Years ago, when I first began feeling that gentle tug that eventually became an insistent pull to turn to Christ, I was given a book called Way of a Pilgrim, written, as the legend goes, by an anonymous 19th century Russian peasant who becomes fixated on the words we hear today from Paul: “Pray without ceasing.” How is one to do that, he wonders. What does it mean to go through life in continual prayer. He wanders the countryside as he seeks to understand just what this means and eventually meets a spiritual teacher, a monk at a monastery, who teaches him the Jesus Prayer: Lord Jesus Christ, Son of God, have mercy on me, a sinner. He is taught to keep this prayer in his heart always, to make it as much a part of himself as his own breath. And so, he begins this practice, silently repeating these words over the miles he traverses in his journey. It’s difficult. His mind wanders and he finds himself preoccupied with many things but, when he does, he reminds himself to simply return to his prayer and be patient with himself.

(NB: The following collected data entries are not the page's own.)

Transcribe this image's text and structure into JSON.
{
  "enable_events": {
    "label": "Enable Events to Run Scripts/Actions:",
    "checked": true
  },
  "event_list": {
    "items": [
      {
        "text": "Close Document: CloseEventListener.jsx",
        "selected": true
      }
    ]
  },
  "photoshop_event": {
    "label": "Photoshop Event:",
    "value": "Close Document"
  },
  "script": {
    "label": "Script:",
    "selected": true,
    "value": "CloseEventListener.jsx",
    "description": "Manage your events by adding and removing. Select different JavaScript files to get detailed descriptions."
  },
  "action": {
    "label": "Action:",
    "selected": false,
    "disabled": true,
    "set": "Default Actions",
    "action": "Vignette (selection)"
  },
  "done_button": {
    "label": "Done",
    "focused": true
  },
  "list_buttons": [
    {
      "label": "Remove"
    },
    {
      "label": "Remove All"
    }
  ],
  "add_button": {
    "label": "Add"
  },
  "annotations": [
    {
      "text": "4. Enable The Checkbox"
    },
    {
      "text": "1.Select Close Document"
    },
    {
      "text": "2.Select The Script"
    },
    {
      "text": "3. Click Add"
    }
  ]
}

Over time, it becomes easier, more natural, to the point that the prayer becomes a part of who he is. The prayer is always with him, always present to him. It becomes a kind of anchor that keeps him ever present to Christ. There’s much more to it, of course, than I can cover here in this sermon, but my point in sharing it is that to be ever present to Christ as he is continually coming to us, is to make our whole lives a prayer. It is to rejoice always and gives thanks in all things. But that’s hard, and we are continually seeking to get it right, to bring ourselves back to prayer when we find ourselves straying and know that there is that place in each of us where Christ comes to dwell. It doesn’t mean we don’t have moments of sadness; it doesn’t mean we don’t mourn; it doesn’t mean we don’t have moments of fear or of frustration. What it does do is remind us that God’s will for us is peace and wholeness of being and that in Christ we have everything we need. Reading that book was the beginning for me of clearing out that space, making way for Jesus. That clearing out of space in here, in my heart, continues to this day and, I hope, will continue until the day I die. The stuff of the world accumulates in us, clutters our hearts and minds, and it is only in letting go, in clearing out that space, that we make a place for Christ to be born in us.

What do I, what do you, need to let go of, what do you need to change, to make way for Christ to come. It’s in that welcoming that we begin to allow God’s transformation in us, our transformation in Christ. That’s the transformation we take into the world. That’s the Christ that is to be born.

As we walk through these last days of Advent, let us remember that we are not waiting for something to be over; we are waiting for something glorious to begin. Amen.